In killing off its biggest star, Janet Leigh, at a relatively early stage, Psycho contravened a basic law of cinema. Which only made it scarier. Here, it was clear, was a director ‘not confined by the normal rules’. The film became the domineering mother of slasher flicks, revered by its filmic offspring, who liked to wear its clothes. Brian de Palma, in particular, was obsessed by the Master of Suspense, although the Master didn’t always feel flattered. After expressing dismay at De Palma’s Dressed to Kill (1980), which, like Psycho, featured a cross-dressing killer, he was assured that it was an hommage. ‘You mean fromage,’ the great man replied gloomily.
Yet Hitchcock himself wasn’t without faults. Notoriously, Psycho ends with a ponderous sub- Freudian lecture in which a psychiatrist explains why the knife-wielding transvestite Norman Bates made such a bad hotelier. (‘You see, when the mind houses two personalities, there’s always a conflict, a battle…’). This gratuitous coda appalled certain auteurs far more than the terrifying shower scene had. The Exorcist director William Friedkin, for instance, was a fan of the plays of Harold Pinter. And he understood what Pinter understood (which Pinter said he learnt from Hemingway) — that what is left unsaid can speak far louder than what is spoken.
When Roman Polanski made Rosemary’s Baby in 1968, he deliberately framed shots so they didn’t reveal everything going on in the room, enhancing the mood of unease. Five years later, when Friedkin made The Exorcist, he dropped all explanation as to why the devil chose to make that particular girl spin her head through 360 degrees and masturbate with a crucifix. We never learn, in John Carpenter’s Halloween (1978), why the murderer chops people up; it’s just what he does.
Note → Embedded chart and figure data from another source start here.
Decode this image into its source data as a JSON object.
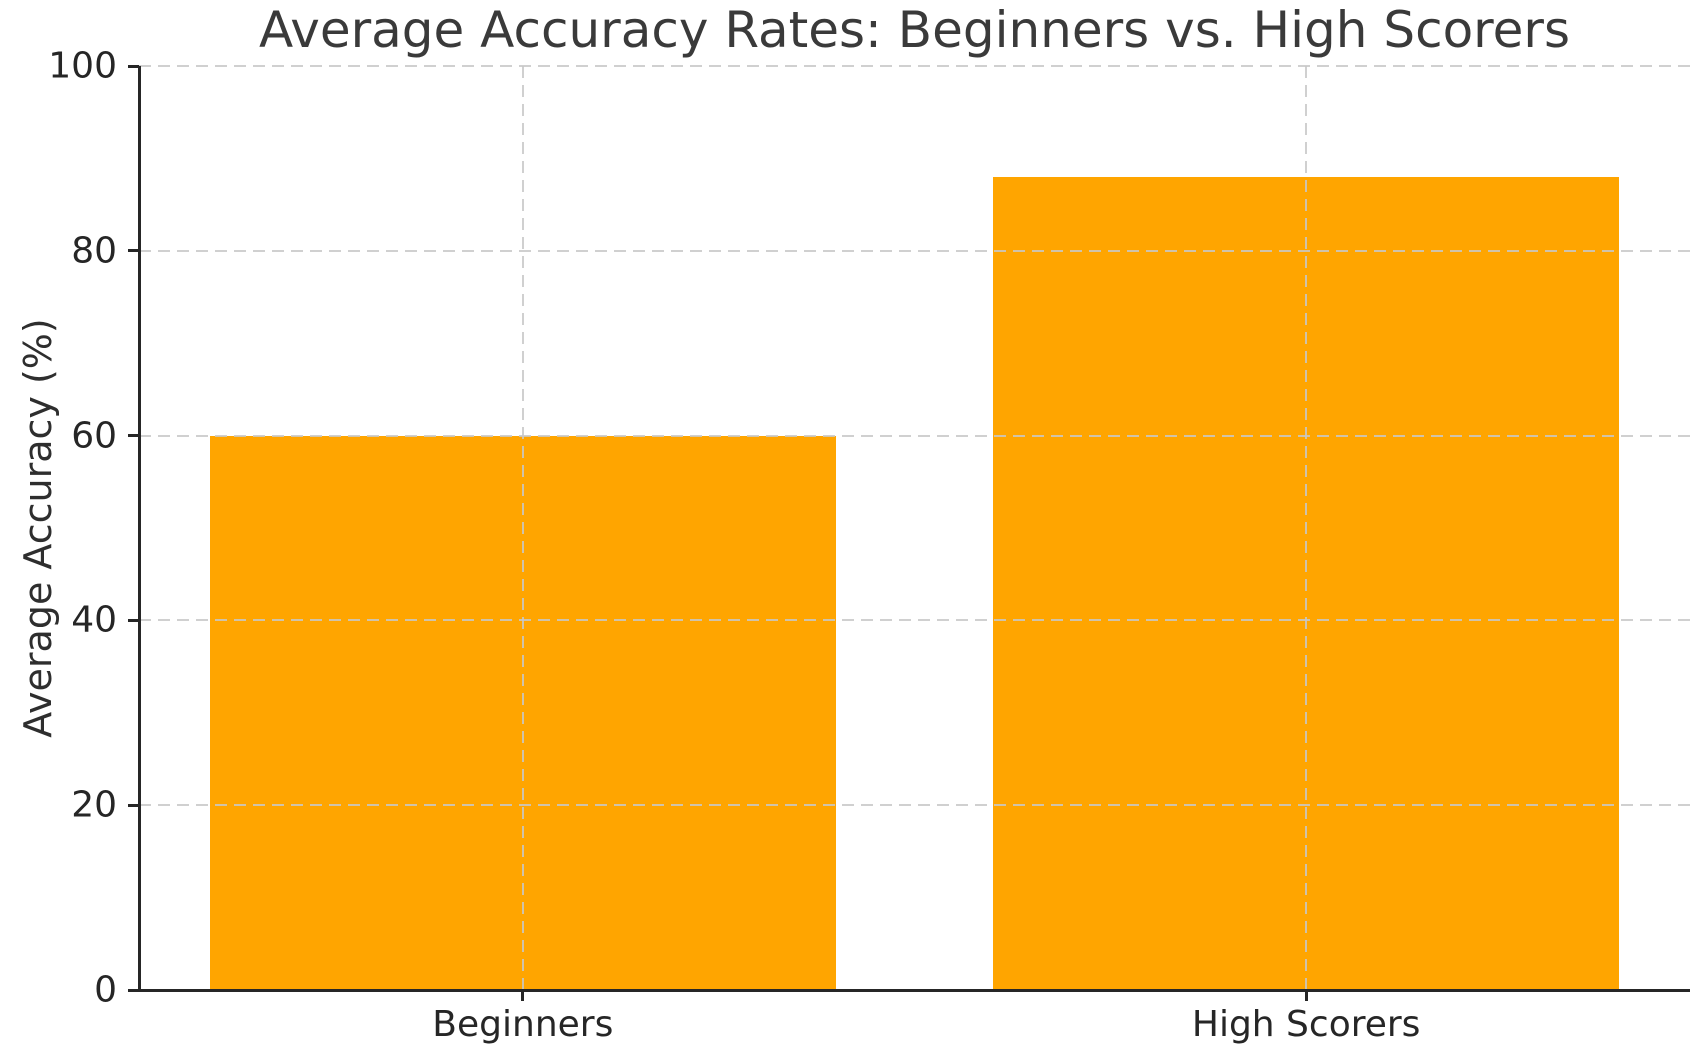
{
  "chart_data": {
    "type": "bar",
    "title": "Average Accuracy Rates: Beginners vs. High Scorers",
    "categories": [
      "Beginners",
      "High Scorers"
    ],
    "values": [
      60,
      88
    ],
    "xlabel": "",
    "ylabel": "Average Accuracy (%)",
    "ylim": [
      0,
      100
    ],
    "yticks": [
      0,
      20,
      40,
      60,
      80,
      100
    ],
    "bar_color": "#FFA500",
    "bar_width_fraction": 0.8,
    "grid": true,
    "grid_line_style": "dashed",
    "grid_color": "#cccccc",
    "grid_on_top_of_bars": true,
    "legend": null,
    "axis_color": "#262626",
    "title_color": "#3a3a3a",
    "tick_label_color": "#262626",
    "background": "#ffffff"
  }
}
This, Zinoman tells us, is what makes New Horror films so scary, precisely that they don’t explain. ‘The central message of the New Horror is that there is no message,’ he argues eloquently. ‘The world doesn’t make sense. Evil exists, and there is nothing you can do about it.’
Which is all very well for a horror movie, but in a book about horror movies we could do with a message, and we’ve paid for explanations. And it must be said that when it comes to the broader patterns, Zinoman slightly lets us down. True, he tells us (rather sketchily) why New Horror arose when it did. On the one hand, it was after the introduction of the new Motion Picture Association of America (MPAA) ratings system inadvertently allowed horror directors to get away with far more than they had previously, and it was also, on the other, before the rise of special effects wrested central control away from the hands of inspired film-makers. It was the era of Vietnam and Watergate: a time of uncertainty.
Perhaps. But the world we live in now isn’t so very certain, and one can’t help but note that, unlike in the 1970s, if you look at the lists of the top ten highest grossing movies year by year over the past decade, there isn’t a single serious horror film (pace the Twilight franchise). Unless, of course, you count 2004’s The Passion of the Christ, whose story, you could argue, is the original horror narrative, the urtext of gore fests.
For me, the crucial unanswered question, which is itself unnerving to consider, is why we enjoy watching horror films in the first place. Why do we get a frisson of pleasure as the meat-hook approaches the undefended wrist? Or, to put it another way, why are crowds drawn to public executions? Why did they flock to the Crucifixion? The real monster, after all, may not be the film-maker, but his audience. It may be us.